As of 2007, Marsella has published 14 edited volumes, most in the area of cultural and international psychology, and 160 book chapters, journal articles, and technical reports in a wide range of areas, such as depression and disorders across cultures, culture and conflict, culture and mental health, social justice, global psychology, traditional healing, culture and psychopathology, internationalizing mental health, cross-cultural imagery, schizophrenia across cultures, and intercultural relations. He also served as a senior editor for the Wiley Encyclopedia of Psychology and the Oxford-American Psychological Association Encyclopedia of Psychology. Many of his 96 graduate students went on to become highly published major contributors to cultural and international psychology, including Pamela Hays (Professor, Antioch University), Howard Higginbotham (Professor, Newcastle University, Australia), Hwang Kwang Kuo (Professor, National Taiwan University), Velma Kameoka (Professor, University of Hawai’i), Junko Tanaka-Matsumi (Professor, Gakshuin University, Japan), and Anne Marie Yamada (Professor, University of Southern California). But perhaps more importantly, his graduate students include more than 30 international and ethnic minority students. Marsella now lives in Atlanta, Georgia, where he continues to write and lecture and also to cook, read, travel, and ponder the vicissitudes of life.

References:

  1. Carr, S. C., Marsella, A. J., & Purcell, I. P. (2002). Researching intercultural relations: Towards a middle way? Asian Psychologist, 3, 58-64.
  2. Marsella, A. J. (1998). Toward a “global-community psychology”: Meeting the needs of a changing world. American Psychologist, 53, 1282-1291.
  3. Marsella, A. J. (2006). Justice in a global age: Becoming counselors to the world. Counseling Psychology Quarterly, 19, 121-132.
  4. Marsella, A. J., & Pedersen, P. (2004). Internationalizing the counseling psychology curriculum: Toward new values, competencies, and directions. Counseling Psychology Quarterly, 17, 413-123.

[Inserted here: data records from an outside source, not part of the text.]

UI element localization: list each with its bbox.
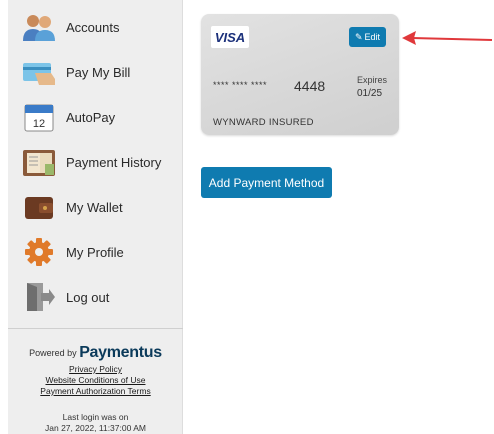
divider xyxy=(8,328,183,329)
gear-icon xyxy=(20,236,58,268)
visa-logo: VISA xyxy=(211,26,249,48)
website-conditions-link[interactable]: Website Conditions of Use xyxy=(8,375,183,386)
calendar-day: 12 xyxy=(33,118,45,130)
card-masked-number: **** **** **** xyxy=(213,80,268,90)
add-payment-method-button[interactable]: Add Payment Method xyxy=(201,167,332,198)
sidebar-item-payment-history[interactable]: Payment History xyxy=(20,144,161,180)
expires-value: 01/25 xyxy=(357,88,383,99)
sidebar-item-label: Accounts xyxy=(66,19,120,35)
payment-card: VISA ✎ Edit **** **** **** 4448 Expires … xyxy=(201,14,399,135)
annotation-arrow-icon xyxy=(402,31,493,45)
pencil-icon: ✎ xyxy=(354,31,363,42)
accounts-icon xyxy=(20,11,58,43)
card-holder: WYNWARD INSURED xyxy=(213,117,314,128)
calendar-icon: 12 xyxy=(20,101,58,133)
footer-links: Privacy Policy Website Conditions of Use… xyxy=(8,364,183,397)
sidebar-item-label: Pay My Bill xyxy=(66,64,131,80)
sidebar-item-my-wallet[interactable]: My Wallet xyxy=(20,189,123,225)
edit-button[interactable]: ✎ Edit xyxy=(349,27,386,47)
last-login-label: Last login was on xyxy=(62,412,129,422)
sidebar-item-label: Log out xyxy=(66,289,110,305)
powered-by: Powered by Paymentus xyxy=(8,344,183,362)
sidebar-item-log-out[interactable]: Log out xyxy=(20,279,109,315)
sidebar-item-accounts[interactable]: Accounts xyxy=(20,9,119,45)
sidebar-item-label: Payment History xyxy=(66,154,162,170)
edit-label: Edit xyxy=(364,32,381,42)
powered-by-label: Powered by xyxy=(29,348,77,358)
sidebar-item-label: My Wallet xyxy=(66,199,123,215)
last-login: Last login was on Jan 27, 2022, 11:37:00… xyxy=(8,412,183,434)
sidebar: Accounts Pay My Bill 12 AutoPay Payment … xyxy=(8,0,183,434)
sidebar-item-my-profile[interactable]: My Profile xyxy=(20,234,124,270)
sidebar-item-pay-my-bill[interactable]: Pay My Bill xyxy=(20,54,130,90)
last-login-value: Jan 27, 2022, 11:37:00 AM xyxy=(45,423,146,433)
card-last4: 4448 xyxy=(294,78,326,94)
paymentus-logo: Paymentus xyxy=(79,344,162,361)
sidebar-item-autopay[interactable]: 12 AutoPay xyxy=(20,99,115,135)
privacy-policy-link[interactable]: Privacy Policy xyxy=(8,364,183,375)
sidebar-item-label: My Profile xyxy=(66,244,124,260)
wallet-icon xyxy=(20,191,58,223)
payment-authorization-link[interactable]: Payment Authorization Terms xyxy=(8,386,183,397)
expires-label: Expires xyxy=(357,75,388,85)
sidebar-item-label: AutoPay xyxy=(66,109,116,125)
payment-history-icon xyxy=(20,146,58,178)
pay-bill-icon xyxy=(20,56,58,88)
logout-icon xyxy=(20,281,58,313)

  5. Marsella, A. J., & Quijano, W. Y. (1974). A comparison of vividness of mental imagery across different sensory modalities in Filipinos and Caucasian-Americans. Journal of Cross-Cultural Psychology, 5, 451-464.

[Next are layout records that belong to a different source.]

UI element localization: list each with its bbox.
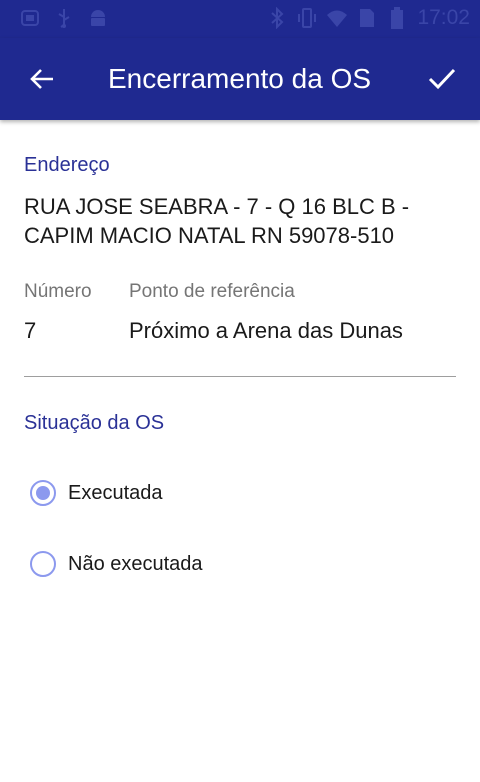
confirm-button[interactable] [418, 58, 466, 100]
number-value: 7 [24, 318, 37, 343]
check-icon [428, 68, 456, 90]
arrow-back-icon [30, 69, 53, 89]
radio-label-executada: Executada [68, 481, 163, 504]
android-icon [86, 6, 110, 30]
radio-button-unselected[interactable] [30, 551, 56, 577]
radio-label-nao-executada: Não executada [68, 552, 203, 575]
sim-icon [355, 6, 379, 30]
address-value: RUA JOSE SEABRA - 7 - Q 16 BLC B - CAPIM… [24, 194, 410, 248]
situation-label: Situação da OS [24, 412, 165, 434]
status-clock: 17:02 [417, 6, 470, 29]
reference-label: Ponto de referência [129, 281, 295, 302]
address-label: Endereço [24, 154, 110, 176]
page-title: Encerramento da OS [108, 63, 372, 94]
usb-icon [52, 6, 76, 30]
number-label: Número [24, 281, 92, 302]
bluetooth-icon [265, 6, 289, 30]
app-bar: Encerramento da OS [0, 38, 480, 120]
radio-button-selected[interactable] [30, 480, 56, 506]
tray-icon [18, 6, 42, 30]
battery-icon [385, 6, 409, 30]
reference-value: Próximo a Arena das Dunas [129, 318, 403, 343]
wifi-icon [325, 6, 349, 30]
vibrate-icon [295, 6, 319, 30]
divider [24, 376, 456, 377]
radio-nao-executada[interactable]: Não executada [30, 551, 203, 577]
back-button[interactable] [18, 58, 66, 100]
radio-executada[interactable]: Executada [30, 480, 163, 506]
status-bar: 17:02 [0, 0, 480, 38]
radio-dot [36, 486, 50, 500]
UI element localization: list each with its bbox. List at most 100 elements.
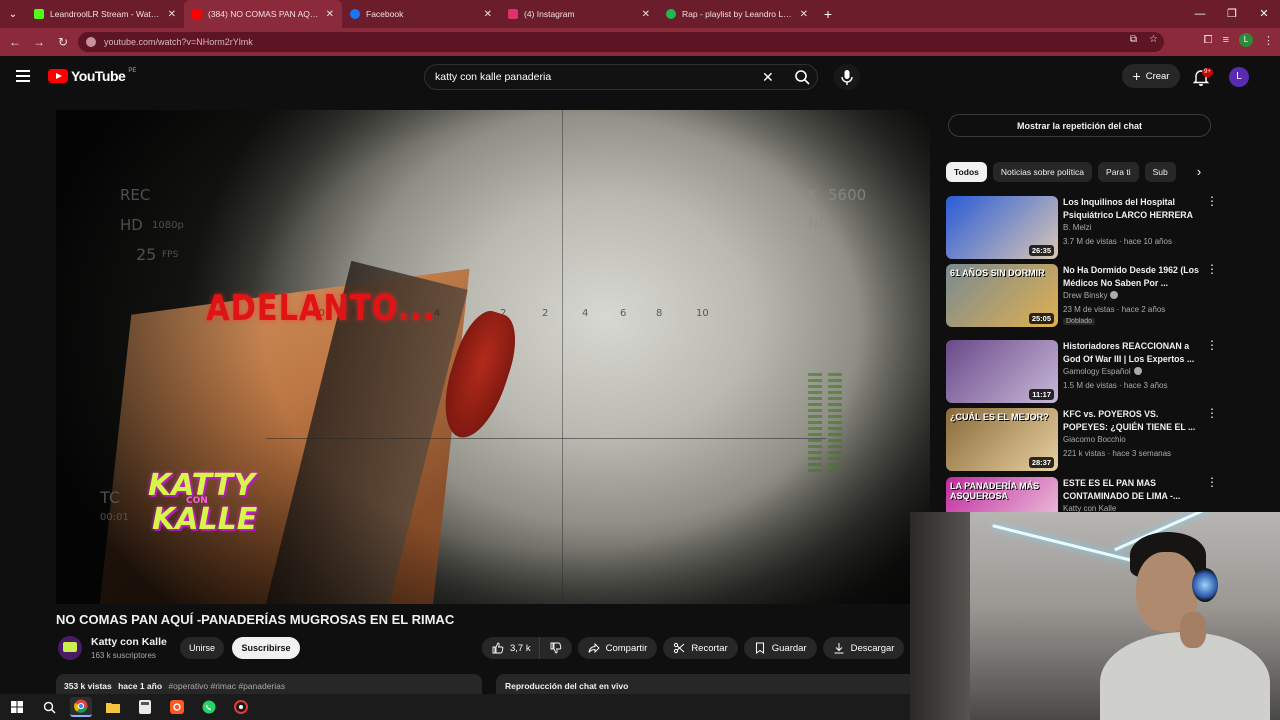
search-icon[interactable] [788, 65, 816, 89]
dislike-button[interactable] [538, 637, 572, 659]
windows-start-icon[interactable] [6, 697, 28, 717]
close-tab-icon[interactable]: ✕ [326, 9, 334, 20]
reticle-tick-label: 2 [542, 308, 549, 319]
browser-profile-avatar[interactable]: L [1239, 33, 1253, 47]
create-button[interactable]: + Crear [1122, 64, 1180, 88]
tab-title: (384) NO COMAS PAN AQUÍ -P [208, 9, 320, 19]
recommendation-title[interactable]: KFC vs. POYEROS VS. POPEYES: ¿QUIÉN TIEN… [1063, 408, 1201, 433]
whatsapp-icon[interactable] [198, 697, 220, 717]
show-chat-replay-button[interactable]: Mostrar la repetición del chat [948, 114, 1211, 137]
share-button[interactable]: Compartir [577, 637, 658, 659]
channel-name: B. Melzi [1063, 223, 1092, 232]
bookmark-star-icon[interactable]: ☆ [1149, 34, 1158, 45]
reload-icon[interactable]: ↻ [51, 35, 75, 49]
chrome-taskbar-icon[interactable] [70, 697, 92, 717]
chip-all[interactable]: Todos [946, 162, 987, 182]
obs-or-app-icon[interactable] [166, 697, 188, 717]
clip-button[interactable]: Recortar [663, 637, 738, 659]
video-thumbnail[interactable]: 61 AÑOS SIN DORMIR 25:05 [946, 264, 1058, 327]
chip-for-you[interactable]: Para ti [1098, 162, 1139, 182]
save-button[interactable]: Guardar [743, 637, 817, 659]
maximize-icon[interactable]: ❐ [1216, 0, 1248, 28]
more-actions-icon[interactable]: ⋮ [1206, 339, 1218, 351]
recommendation-item[interactable]: 11:17 Historiadores REACCIONAN a God Of W… [946, 339, 1218, 404]
reticle-tick-label: 6 [620, 308, 627, 319]
recommendation-channel[interactable]: B. Melzi [1063, 223, 1091, 232]
media-control-icon[interactable]: ≡ [1223, 34, 1229, 46]
logo-line-3: KALLE [152, 502, 258, 537]
extensions-icon[interactable]: ⧠ [1204, 34, 1213, 47]
account-avatar[interactable]: L [1229, 67, 1249, 87]
subscribe-button[interactable]: Suscribirse [232, 637, 300, 659]
install-app-icon[interactable]: ⧉ [1130, 34, 1137, 45]
minimize-icon[interactable]: — [1184, 0, 1216, 28]
close-tab-icon[interactable]: ✕ [168, 9, 176, 20]
tab-search-icon[interactable]: ⌄ [0, 0, 26, 28]
recommendation-title[interactable]: Historiadores REACCIONAN a God Of War II… [1063, 340, 1201, 365]
chips-next-chevron-icon[interactable]: › [1188, 162, 1210, 182]
spotify-favicon-icon [666, 9, 676, 19]
search-taskbar-icon[interactable] [38, 697, 60, 717]
tab-title: Facebook [366, 9, 404, 19]
chip-politics[interactable]: Noticias sobre política [992, 162, 1093, 182]
thumbs-down-icon [550, 642, 561, 654]
recommendation-item[interactable]: 26:35 Los Inquilinos del Hospital Psiquiá… [946, 195, 1218, 260]
video-duration: 26:35 [1028, 245, 1054, 256]
recommendation-title[interactable]: ESTE ES EL PAN MAS CONTAMINADO DE LIMA -… [1063, 477, 1201, 502]
back-icon[interactable]: ← [3, 35, 27, 49]
forward-icon[interactable]: → [27, 35, 51, 49]
channel-avatar[interactable] [58, 636, 82, 660]
browser-tab-3[interactable]: Facebook ✕ [342, 0, 500, 28]
close-tab-icon[interactable]: ✕ [800, 9, 808, 20]
calculator-icon[interactable] [134, 697, 156, 717]
recommendation-channel[interactable]: Gamology Español [1063, 367, 1142, 376]
site-info-icon[interactable] [86, 37, 96, 47]
join-button[interactable]: Unirse [180, 637, 224, 659]
video-thumbnail[interactable]: ¿CUÁL ES EL MEJOR? 28:37 [946, 408, 1058, 471]
video-duration: 28:37 [1028, 457, 1054, 468]
microphone-icon[interactable] [834, 64, 860, 90]
like-button[interactable]: 3,7 k [482, 637, 539, 659]
recommendation-item[interactable]: 61 AÑOS SIN DORMIR 25:05 No Ha Dormido Des… [946, 263, 1218, 328]
youtube-logo[interactable]: YouTube PE [48, 68, 136, 84]
save-label: Guardar [771, 642, 807, 654]
close-window-icon[interactable]: ✕ [1248, 0, 1280, 28]
channel-name[interactable]: Katty con Kalle [91, 636, 167, 648]
recommendation-channel[interactable]: Drew Binsky [1063, 291, 1119, 300]
address-bar[interactable]: youtube.com/watch?v=NHorm2rYlmk [78, 32, 1164, 52]
new-tab-button[interactable]: + [816, 6, 840, 22]
browser-tab-4[interactable]: (4) Instagram ✕ [500, 0, 658, 28]
hashtags[interactable]: #operativo #rimac #panaderias [168, 681, 285, 691]
recommendation-item[interactable]: ¿CUÁL ES EL MEJOR? 28:37 KFC vs. POYEROS V… [946, 407, 1218, 472]
streamer-hand [1180, 612, 1206, 648]
video-thumbnail[interactable]: 26:35 [946, 196, 1058, 259]
download-button[interactable]: Descargar [822, 637, 905, 659]
chip-more[interactable]: Sub [1144, 162, 1176, 182]
video-thumbnail[interactable]: 11:17 [946, 340, 1058, 403]
channel-name: Gamology Español [1063, 367, 1131, 376]
file-explorer-icon[interactable] [102, 697, 124, 717]
recommendation-meta: 3.7 M de vistas · hace 10 años [1063, 237, 1172, 246]
more-actions-icon[interactable]: ⋮ [1206, 263, 1218, 275]
menu-icon[interactable] [16, 70, 30, 82]
browser-tab-1[interactable]: LeandroolLR Stream - Watch Liv ✕ [26, 0, 184, 28]
recommendation-channel[interactable]: Giacomo Bocchio [1063, 435, 1126, 444]
recommendation-meta: 1.5 M de vistas · hace 3 años [1063, 381, 1168, 390]
recommendation-title[interactable]: No Ha Dormido Desde 1962 (Los Médicos No… [1063, 264, 1201, 289]
more-actions-icon[interactable]: ⋮ [1206, 195, 1218, 207]
more-actions-icon[interactable]: ⋮ [1206, 407, 1218, 419]
kick-favicon-icon [34, 9, 44, 19]
browser-menu-icon[interactable]: ⋮ [1263, 34, 1274, 47]
more-actions-icon[interactable]: ⋮ [1206, 476, 1218, 488]
share-label: Compartir [605, 642, 648, 654]
recommendation-title[interactable]: Los Inquilinos del Hospital Psiquiátrico… [1063, 196, 1201, 222]
clear-search-icon[interactable]: ✕ [762, 69, 774, 86]
search-input[interactable]: katty con kalle panaderia [424, 64, 818, 90]
video-player[interactable]: 10 8 6 4 2 2 4 6 8 10 REC HD 1080p 25 FPS TC 00:0… [56, 110, 930, 604]
close-tab-icon[interactable]: ✕ [484, 9, 492, 20]
browser-tab-2-active[interactable]: (384) NO COMAS PAN AQUÍ -P ✕ [184, 0, 342, 28]
app-red-icon[interactable] [230, 697, 252, 717]
browser-tab-5[interactable]: Rap - playlist by Leandro LR | S ✕ [658, 0, 816, 28]
close-tab-icon[interactable]: ✕ [642, 9, 650, 20]
download-label: Descargar [850, 642, 895, 654]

  6. Marsella, A. J., & Yamada, A. M. (2002). Culture and mental health: An introduction and overview of foundations, concepts and issues. In I. Cuellar & F. A. Paniagua (Eds.), Handbook of multicultural mental health: Assessment and treatment of diverse populations (pp. 3-24). San Diego, CA: Academic Press.
  7. Moghaddam, F. M., & Marsella, A. J. (Eds.). (2004). Understanding terrorism: Psychosocial roots, consequences, and interventions. Washington, DC: American Psychological Association.
  8. Shizuru, L. S., & Marsella, A. J. (1981). The sensory processes of Japanese-American and Caucasian-American students. Journal of Social Psychology, 114, 147-158.